Unlike its first iteration, MiFID II has real bite. One of the challenges with MiFID was that it was a European directive - while Brussels recommended it, the rule was implemented nationally; though some countries took MiFID seriously, some virtually ignored it. The MiFID Review places significant oversight in the hands of the European Securities & Markets Authority (ESMA), the macro securities regulator that has enforcement authority over all national European regulators.
Further, the new MiFID covers all products, not just equities. While the original MiFID was intended to be multi-asset, it was only implemented for listed products, and mostly equities.
MiFID II also tries to reduce conflicts among regulated markets (i.e., exchanges), MTFs, systematic internalizers (SI) and broker crossing networks (BCN). Under the beefed up rules, venues that internalize flow or match customer flow with in-house/proprietary capital must choose their business model - firms can become systematic internalizers and only internalize, or become an organized trading facility (OTF) and match customer flow against other customer flow.
OTFs, including broker dark pools, will not be able to match customer and owner flow, or link to other BCNs. In addition, OTFs will be subject to the same pre- and post-trade transparency regime as regulated markets and MTFs. Because SIs will not be able to match customer orders, SIs will not be able to operate an OTF or, for that matter, a BCN.
The MiFID Review also extends pre- and post-trade transparency requirements. The original MiFID effectively took a pass on mandating pre- and post-trade transparency. While the classic MiFID required SIs, MTFs and brokers to publish quotes, few brokers became SIs and many avoided quoting by building a BCN where pre-trade transparency was not an edict.
Under MiFID II, SIs will be required to publish actionable quotes, but so will OTFs (if they don't have a waiver). OTFs also will be required to provide non-discriminatory access, significantly crimping dark pools - as a quoting dark pool isn't exactly dark.
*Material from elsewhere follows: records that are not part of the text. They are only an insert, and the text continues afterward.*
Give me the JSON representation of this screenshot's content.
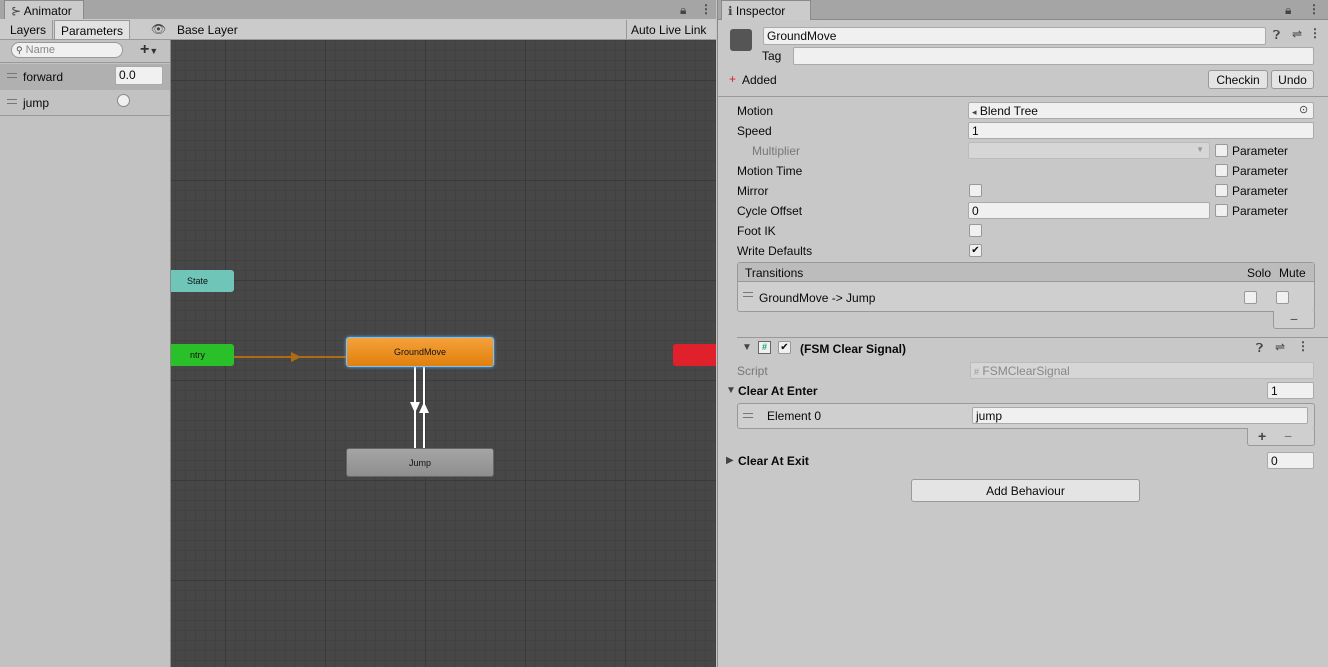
{
  "animator": {
    "tab_title": "Animator",
    "tabs": [
      "Layers",
      "Parameters"
    ],
    "breadcrumb": "Base Layer",
    "auto_live_link": "Auto Live Link",
    "search_placeholder": "Name",
    "params": [
      {
        "name": "forward",
        "value": "0.0"
      },
      {
        "name": "jump",
        "value": ""
      }
    ],
    "nodes": {
      "any_state": "State",
      "entry": "ntry",
      "groundmove": "GroundMove",
      "jump": "Jump"
    },
    "colors": {
      "groundmove": "#f08b14",
      "entry": "#2ac02a",
      "any_state": "#6fc6b8",
      "exit": "#e0202a",
      "jump": "#9a9a9a"
    }
  },
  "inspector": {
    "tab_title": "Inspector",
    "object_name": "GroundMove",
    "tag_label": "Tag",
    "tag_value": "",
    "added_label": "Added",
    "checkin_label": "Checkin",
    "undo_label": "Undo",
    "motion_label": "Motion",
    "motion_value": "Blend Tree",
    "speed_label": "Speed",
    "speed_value": "1",
    "multiplier_label": "Multiplier",
    "parameter_label": "Parameter",
    "motion_time_label": "Motion Time",
    "mirror_label": "Mirror",
    "cycle_offset_label": "Cycle Offset",
    "cycle_offset_value": "0",
    "foot_ik_label": "Foot IK",
    "write_defaults_label": "Write Defaults",
    "transitions": {
      "header": "Transitions",
      "solo": "Solo",
      "mute": "Mute",
      "rows": [
        "GroundMove -> Jump"
      ]
    },
    "component": {
      "title": "(FSM Clear Signal)",
      "script_label": "Script",
      "script_value": "FSMClearSignal",
      "clear_enter_label": "Clear At Enter",
      "clear_enter_count": "1",
      "element_label": "Element 0",
      "element_value": "jump",
      "clear_exit_label": "Clear At Exit",
      "clear_exit_count": "0"
    },
    "add_behaviour": "Add Behaviour"
  }
}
The new transparency rules also affect OTC trading, as the pre- and post-trade transparency rules cut across asset classes. This has tremendous ramifications for the trading of illiquid securities. Since all non-waivered platforms will need to provide pre- and post trade-transparency (in as close to real time as possible), information leakage will be greater and providing liquidity will become more dangerous, which will increase the cost of liquidity as well as the risk in trading less-liquid positions.
Meanwhile, though regulated markets, MTFs and OTFs will need to provide non-discriminatory access, so will clearinghouses. Under the new rules, entities running vertical clearing models will need to provide access to their clearing facilities to other non-related entities; this should open vertical exchange/clearing silos and possibly bring down the cost of trading derivatives.
The Review goes on to propose a consolidated tape, speculative curbs on derivatives trading, and rules around stricter oversight of hedge funds' use of USITS (Undertakings for Collective Investment in Transferable Securities) loopholes, as well as other major and minor rules. The bottom line of MiFID II is that it promotes aggressive transparency.
But while common sense and basic economics argue that greater transparency means more efficient markets, more competitive players and a better investor environment, I actually argue that common sense is probably wrong for all but the most liquid of assets and the smallest of investors.
Once you drop below the top names, aggressive transparency makes it more difficult to transact and more expensive to trade, harms smaller companies, and makes it more difficult to raise capital and hence, create jobs. While I am sure that the regulators went about developing the MiFID II rules with all good intentions, many of these good intentions will come back to hurt not only the industry, but investors, corporations, workers and eventually the governments that backed these rules.